Beatriz attrapa son sac.

— Très bien. Dans ce cas, je partirai aujourd’hui même.

— C’est ton choix, répondis-je.

Elle monta l’escalier, furieuse.

Carmen la suivit.

Je retournai dans la cuisine.

Mes mains tremblaient légèrement, même si j’avais réussi à garder une voix ferme pendant toute la conversation.

Quelques minutes plus tard, Javier me rejoignit.

— Je suis désolé. Je ne répondis pas immédiatement.

— J’aurais dû arrêter ça plus tôt, poursuivit-il. Je pensais que si nous ignorions leurs remarques, elles finiraient par s’arrêter.

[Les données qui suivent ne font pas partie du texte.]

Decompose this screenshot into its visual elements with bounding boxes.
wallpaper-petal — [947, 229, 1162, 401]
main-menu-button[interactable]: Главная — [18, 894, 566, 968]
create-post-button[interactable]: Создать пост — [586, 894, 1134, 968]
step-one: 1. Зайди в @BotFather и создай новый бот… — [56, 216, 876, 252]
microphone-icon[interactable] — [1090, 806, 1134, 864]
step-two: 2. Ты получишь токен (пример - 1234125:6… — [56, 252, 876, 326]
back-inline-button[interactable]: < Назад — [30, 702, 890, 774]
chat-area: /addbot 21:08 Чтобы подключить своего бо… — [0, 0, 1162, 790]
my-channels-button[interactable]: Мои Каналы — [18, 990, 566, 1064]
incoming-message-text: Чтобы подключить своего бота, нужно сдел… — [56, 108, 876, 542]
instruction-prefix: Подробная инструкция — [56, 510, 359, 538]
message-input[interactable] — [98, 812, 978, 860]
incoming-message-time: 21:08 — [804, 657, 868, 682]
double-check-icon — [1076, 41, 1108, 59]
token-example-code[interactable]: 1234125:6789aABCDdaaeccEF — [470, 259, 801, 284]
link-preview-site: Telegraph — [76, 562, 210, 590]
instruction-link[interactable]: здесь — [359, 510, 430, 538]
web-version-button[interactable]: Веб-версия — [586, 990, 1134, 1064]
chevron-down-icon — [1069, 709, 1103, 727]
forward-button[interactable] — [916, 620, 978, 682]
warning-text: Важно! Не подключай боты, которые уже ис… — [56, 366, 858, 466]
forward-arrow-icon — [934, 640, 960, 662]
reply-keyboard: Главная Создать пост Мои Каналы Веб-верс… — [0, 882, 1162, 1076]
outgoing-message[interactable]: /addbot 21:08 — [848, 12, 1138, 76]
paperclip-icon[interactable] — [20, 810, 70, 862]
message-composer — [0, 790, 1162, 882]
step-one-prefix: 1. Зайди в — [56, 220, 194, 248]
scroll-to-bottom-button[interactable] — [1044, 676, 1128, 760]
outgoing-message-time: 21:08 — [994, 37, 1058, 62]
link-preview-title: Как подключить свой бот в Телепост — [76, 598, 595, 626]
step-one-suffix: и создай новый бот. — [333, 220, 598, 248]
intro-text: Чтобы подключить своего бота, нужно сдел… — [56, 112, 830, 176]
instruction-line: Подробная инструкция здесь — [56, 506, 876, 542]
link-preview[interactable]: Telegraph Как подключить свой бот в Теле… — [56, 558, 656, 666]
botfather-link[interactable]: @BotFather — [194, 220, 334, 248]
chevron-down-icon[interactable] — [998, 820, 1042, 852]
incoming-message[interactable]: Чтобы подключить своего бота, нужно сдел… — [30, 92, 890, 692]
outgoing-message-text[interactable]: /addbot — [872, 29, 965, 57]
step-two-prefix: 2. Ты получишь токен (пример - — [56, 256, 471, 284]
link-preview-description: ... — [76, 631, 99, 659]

— Les problèmes que tu ignores ne disparaissent pas, Javier. En général, ils finissent simplement par retomber sur quelqu’un d’autre.

Il hocha la tête.

Cet après-midi-là, Beatriz fit sa valise.

Mais avant de partir, quelque chose d’inattendu se produisit.

Elle entra dans la cuisine pendant que je préparais du café.

Elle resta près de la porte.

— Elena.

Je me retournai.

— Oui ?

Elle semblait mal à l’aise.

— Peut-être que j’ai un peu exagéré ce matin.

J’attendis.

— Quand je vais chez ma sœur, j’ai l’habitude qu’elle prépare tout, ajouta-t-elle. J’ai supposé qu’ici, ce serait pareil.

— Ici, ce n’est pas pareil.

— Oui. Je m’en suis rendu compte.

Pour la première fois depuis son arrivée, elle esquissa un léger sourire.

— Et pour que ce soit clair, je sais parfaitement préparer mes propres œufs.

— Je l’espérais.

Elle laissa échapper un petit rire. Nous ne nous sommes pas prises dans les bras.

Il n’y eut aucune réconciliation spectaculaire.

Mais avant de partir, elle lava elle-même la tasse qu’elle venait d’utiliser.

Et cela me sembla suffisant.

Deux semaines plus tard, Carmen nous invita à déjeuner.

Lorsque nous arrivâmes, Beatriz était déjà là.

À peine avais-je pris place à table qu’elle me regarda avec une expression étrangement sérieuse.

— Elena, ça fait deux heures que j’attends. Tout le monde se tut.

Je haussai un sourcil.

Alors Beatriz éclata de rire.

— Je plaisante ! Mon petit-déjeuner, je me le suis préparé toute seule.

Même moi, je finis par rire.

Mais cette matinée chez moi avait permis de clarifier quelque chose pour tout le monde, et surtout pour Javier :

être accueillant ne signifie pas devenir le domestique de ses invités.

Et faire partie de la famille ne donne à personne le droit d’entrer chez quelqu’un et de le traiter comme s’il était là uniquement pour vous servir.

Depuis ce jour, nous avons instauré une règle très simple pour les visites :

ma maison est toujours ouverte à la famille.

Le réfrigérateur aussi.

Et celui qui a faim sait parfaitement où se trouve la cuisine.